Remember that the read.csv() as well as the read.csv2() function are almost identical to the read.table() function, with the sole difference that they have the header and fill arguments set as TRUE by default.

2.5 Import SAS, SPSS, and Other Data Sets into R

R is a programming language and software environment for statistical computing. sometimes we need to import data from advanced statistical software programs such as SAS and SPSS. We need to install specialized packages to achieve this task. The well-known package foreign has several R function to read different data sets generated from different software programs.

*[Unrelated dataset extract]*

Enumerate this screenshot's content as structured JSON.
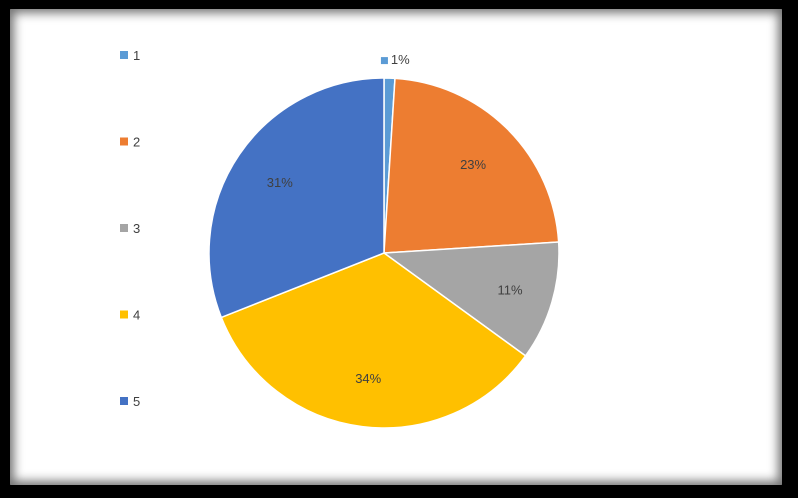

2.5.1 Import SPSS Files into R

The R package foreign has a function read.spss() to read SPSS data set (with extension .sav). The code is something like

# Activate the `foreign` library
library(foreign)

# Read the SPSS data
mySPSSData <- read.spss("example.sav")

If we want the result to be displayed in a data frame, we can set the to.data.frame argument of the read.spss() function to TRUE. Furthermore, if we do NOT want the variables with value labels to be converted into R factors with corresponding levels, we should set the use.value.labels argument to FALSE:

# Activate the `foreign` library
library(foreign)

# Read the SPSS data
mySPSSData <- read.spss("example.sav",
                       to.data.frame=TRUE,
                       use.value.labels=FALSE)

Remember that factors are variables that can only contain a limited number of different values. As such, they are often called “categorical variables”. The different values of factors can be labeled and are therefore often called “value labels”

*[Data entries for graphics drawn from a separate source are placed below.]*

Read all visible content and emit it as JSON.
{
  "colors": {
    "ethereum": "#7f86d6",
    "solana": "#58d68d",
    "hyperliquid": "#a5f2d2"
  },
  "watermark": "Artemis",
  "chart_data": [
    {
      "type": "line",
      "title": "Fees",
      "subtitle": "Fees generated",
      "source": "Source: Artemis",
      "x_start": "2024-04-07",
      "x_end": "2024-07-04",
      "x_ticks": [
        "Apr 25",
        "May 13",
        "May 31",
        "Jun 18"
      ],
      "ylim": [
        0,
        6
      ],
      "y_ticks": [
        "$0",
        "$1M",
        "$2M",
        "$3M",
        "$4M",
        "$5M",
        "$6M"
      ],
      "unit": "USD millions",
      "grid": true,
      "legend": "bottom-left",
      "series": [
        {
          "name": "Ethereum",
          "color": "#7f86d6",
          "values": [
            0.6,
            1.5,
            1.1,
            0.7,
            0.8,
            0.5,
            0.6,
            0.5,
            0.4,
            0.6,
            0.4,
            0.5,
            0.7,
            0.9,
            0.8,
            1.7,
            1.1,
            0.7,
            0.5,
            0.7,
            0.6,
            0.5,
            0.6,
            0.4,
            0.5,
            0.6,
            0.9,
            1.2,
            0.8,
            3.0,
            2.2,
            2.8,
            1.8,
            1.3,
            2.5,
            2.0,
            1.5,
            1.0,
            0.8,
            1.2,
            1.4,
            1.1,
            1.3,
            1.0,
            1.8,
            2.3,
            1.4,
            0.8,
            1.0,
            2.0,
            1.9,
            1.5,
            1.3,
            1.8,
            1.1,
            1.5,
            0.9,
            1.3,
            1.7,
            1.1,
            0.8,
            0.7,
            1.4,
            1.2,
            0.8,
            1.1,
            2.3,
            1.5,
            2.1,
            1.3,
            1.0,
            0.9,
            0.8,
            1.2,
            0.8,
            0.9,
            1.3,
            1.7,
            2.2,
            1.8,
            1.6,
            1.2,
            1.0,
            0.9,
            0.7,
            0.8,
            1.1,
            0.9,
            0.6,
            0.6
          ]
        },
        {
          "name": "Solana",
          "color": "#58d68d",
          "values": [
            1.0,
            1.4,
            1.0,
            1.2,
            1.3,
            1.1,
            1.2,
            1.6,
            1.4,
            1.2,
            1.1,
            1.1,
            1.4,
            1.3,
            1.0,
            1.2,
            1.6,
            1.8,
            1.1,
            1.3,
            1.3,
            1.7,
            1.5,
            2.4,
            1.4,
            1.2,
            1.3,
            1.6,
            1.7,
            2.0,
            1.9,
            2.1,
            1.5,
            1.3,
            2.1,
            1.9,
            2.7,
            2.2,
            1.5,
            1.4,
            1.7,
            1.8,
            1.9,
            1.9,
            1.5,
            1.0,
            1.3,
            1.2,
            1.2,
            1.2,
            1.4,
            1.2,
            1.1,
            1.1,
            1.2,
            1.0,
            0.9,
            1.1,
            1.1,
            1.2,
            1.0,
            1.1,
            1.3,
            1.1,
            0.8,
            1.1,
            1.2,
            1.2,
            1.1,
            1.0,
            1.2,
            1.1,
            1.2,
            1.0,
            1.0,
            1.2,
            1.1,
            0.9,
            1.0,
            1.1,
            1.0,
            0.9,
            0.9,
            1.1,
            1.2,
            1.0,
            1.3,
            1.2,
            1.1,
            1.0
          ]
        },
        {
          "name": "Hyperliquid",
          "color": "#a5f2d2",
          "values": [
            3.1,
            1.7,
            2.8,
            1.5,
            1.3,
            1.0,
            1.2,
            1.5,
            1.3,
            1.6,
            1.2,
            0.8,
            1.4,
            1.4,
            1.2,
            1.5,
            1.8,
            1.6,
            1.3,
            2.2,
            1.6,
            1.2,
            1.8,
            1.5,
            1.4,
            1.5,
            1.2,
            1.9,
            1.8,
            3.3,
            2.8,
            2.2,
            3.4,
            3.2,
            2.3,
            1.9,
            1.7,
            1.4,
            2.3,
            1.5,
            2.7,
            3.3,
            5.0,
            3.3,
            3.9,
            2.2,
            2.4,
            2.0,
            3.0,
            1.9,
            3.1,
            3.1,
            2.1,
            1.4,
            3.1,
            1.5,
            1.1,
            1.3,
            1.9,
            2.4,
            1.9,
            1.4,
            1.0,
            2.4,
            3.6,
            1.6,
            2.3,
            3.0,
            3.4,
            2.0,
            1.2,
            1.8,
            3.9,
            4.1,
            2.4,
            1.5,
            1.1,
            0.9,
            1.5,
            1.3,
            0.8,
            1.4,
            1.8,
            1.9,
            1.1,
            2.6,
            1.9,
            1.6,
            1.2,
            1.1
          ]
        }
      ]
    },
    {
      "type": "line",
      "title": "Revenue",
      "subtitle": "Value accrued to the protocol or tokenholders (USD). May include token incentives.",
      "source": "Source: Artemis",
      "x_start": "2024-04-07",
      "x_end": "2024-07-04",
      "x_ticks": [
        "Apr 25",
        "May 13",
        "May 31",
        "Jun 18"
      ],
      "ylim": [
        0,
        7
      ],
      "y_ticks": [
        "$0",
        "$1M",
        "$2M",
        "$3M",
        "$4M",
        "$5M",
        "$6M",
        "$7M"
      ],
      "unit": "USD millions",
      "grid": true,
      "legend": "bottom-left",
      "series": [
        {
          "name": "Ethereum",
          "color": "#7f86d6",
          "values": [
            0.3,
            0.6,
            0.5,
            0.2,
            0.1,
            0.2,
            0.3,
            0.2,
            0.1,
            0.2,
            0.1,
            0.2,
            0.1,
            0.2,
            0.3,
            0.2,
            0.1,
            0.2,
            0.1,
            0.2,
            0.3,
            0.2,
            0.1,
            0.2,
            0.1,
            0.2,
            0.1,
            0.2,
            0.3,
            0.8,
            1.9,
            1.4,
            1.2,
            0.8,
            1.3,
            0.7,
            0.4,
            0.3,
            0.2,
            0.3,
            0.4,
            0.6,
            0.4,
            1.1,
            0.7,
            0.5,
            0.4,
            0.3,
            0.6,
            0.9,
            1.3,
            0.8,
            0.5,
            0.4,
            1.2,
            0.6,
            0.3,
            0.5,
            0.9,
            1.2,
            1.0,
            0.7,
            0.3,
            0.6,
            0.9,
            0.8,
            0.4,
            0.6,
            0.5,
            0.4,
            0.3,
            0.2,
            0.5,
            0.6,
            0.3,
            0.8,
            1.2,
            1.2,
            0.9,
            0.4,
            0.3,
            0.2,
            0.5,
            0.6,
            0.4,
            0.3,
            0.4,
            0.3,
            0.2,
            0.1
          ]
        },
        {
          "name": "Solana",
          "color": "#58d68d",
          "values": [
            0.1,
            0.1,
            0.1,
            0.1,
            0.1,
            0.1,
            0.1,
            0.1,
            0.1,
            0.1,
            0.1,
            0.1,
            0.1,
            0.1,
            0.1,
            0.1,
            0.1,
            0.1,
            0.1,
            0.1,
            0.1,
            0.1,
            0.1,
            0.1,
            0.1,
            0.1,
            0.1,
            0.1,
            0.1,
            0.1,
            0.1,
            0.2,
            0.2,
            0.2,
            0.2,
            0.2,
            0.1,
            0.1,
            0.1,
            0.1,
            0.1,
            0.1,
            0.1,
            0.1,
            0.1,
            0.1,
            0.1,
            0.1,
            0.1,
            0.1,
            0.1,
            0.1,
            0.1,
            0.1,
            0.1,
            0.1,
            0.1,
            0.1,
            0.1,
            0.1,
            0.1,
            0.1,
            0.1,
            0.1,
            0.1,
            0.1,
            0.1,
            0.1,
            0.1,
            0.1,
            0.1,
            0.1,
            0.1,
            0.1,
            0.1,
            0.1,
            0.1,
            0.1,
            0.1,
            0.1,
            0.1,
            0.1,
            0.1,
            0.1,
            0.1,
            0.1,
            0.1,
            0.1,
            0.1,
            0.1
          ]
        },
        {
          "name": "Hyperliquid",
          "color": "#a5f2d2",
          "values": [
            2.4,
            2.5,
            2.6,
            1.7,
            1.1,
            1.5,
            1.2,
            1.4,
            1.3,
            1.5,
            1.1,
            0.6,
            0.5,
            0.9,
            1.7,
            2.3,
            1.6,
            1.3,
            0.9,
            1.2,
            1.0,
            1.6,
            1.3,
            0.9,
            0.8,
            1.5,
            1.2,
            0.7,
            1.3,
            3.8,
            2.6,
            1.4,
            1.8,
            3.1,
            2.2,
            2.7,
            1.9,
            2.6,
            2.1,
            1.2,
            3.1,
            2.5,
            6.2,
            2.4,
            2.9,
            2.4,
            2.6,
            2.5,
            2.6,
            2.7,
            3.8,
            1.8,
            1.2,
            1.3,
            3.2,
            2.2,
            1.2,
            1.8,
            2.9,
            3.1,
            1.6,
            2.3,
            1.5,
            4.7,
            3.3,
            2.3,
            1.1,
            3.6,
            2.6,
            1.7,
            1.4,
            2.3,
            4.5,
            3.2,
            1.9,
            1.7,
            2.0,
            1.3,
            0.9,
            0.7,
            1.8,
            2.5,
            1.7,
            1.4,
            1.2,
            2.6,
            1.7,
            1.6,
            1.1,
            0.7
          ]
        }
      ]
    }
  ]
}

2.5.2 mport Stata Files into R

To import Stata files, we use the read.dta() function in package foreign to read data into R:

# Activate the `foreign` library
library(foreign)

# Read Stata data into R
mydata <- read.dta("<Path to file>") 

2.5.3 Import Systat Files into R

If you want to get Systat files into R, we also want to use the foreign package, just like shown below:

# Activate the `foreign` library
library(foreign)

# Read Systat data
mydata <- read.systat("<Path to file>") 

2.5.4 Import SAS Files into R

We need to install the sas7bdat package and load it, and then invoke the read.sas7bdat() function contained within the package.

# Activate the `sas7bdat` library
library(sas7bdat)

# Read in the SAS data
mySASData <- read.sas7bdat("example.sas7bdat")

Note that we can also use the foreign library to load in SAS data in R. In such cases, we’ll start from a SAS Permanent Dataset or a SAS XPORT Format Library with the read.ssd() and read.xport() functions, respectively. But this is relatively inconvenient.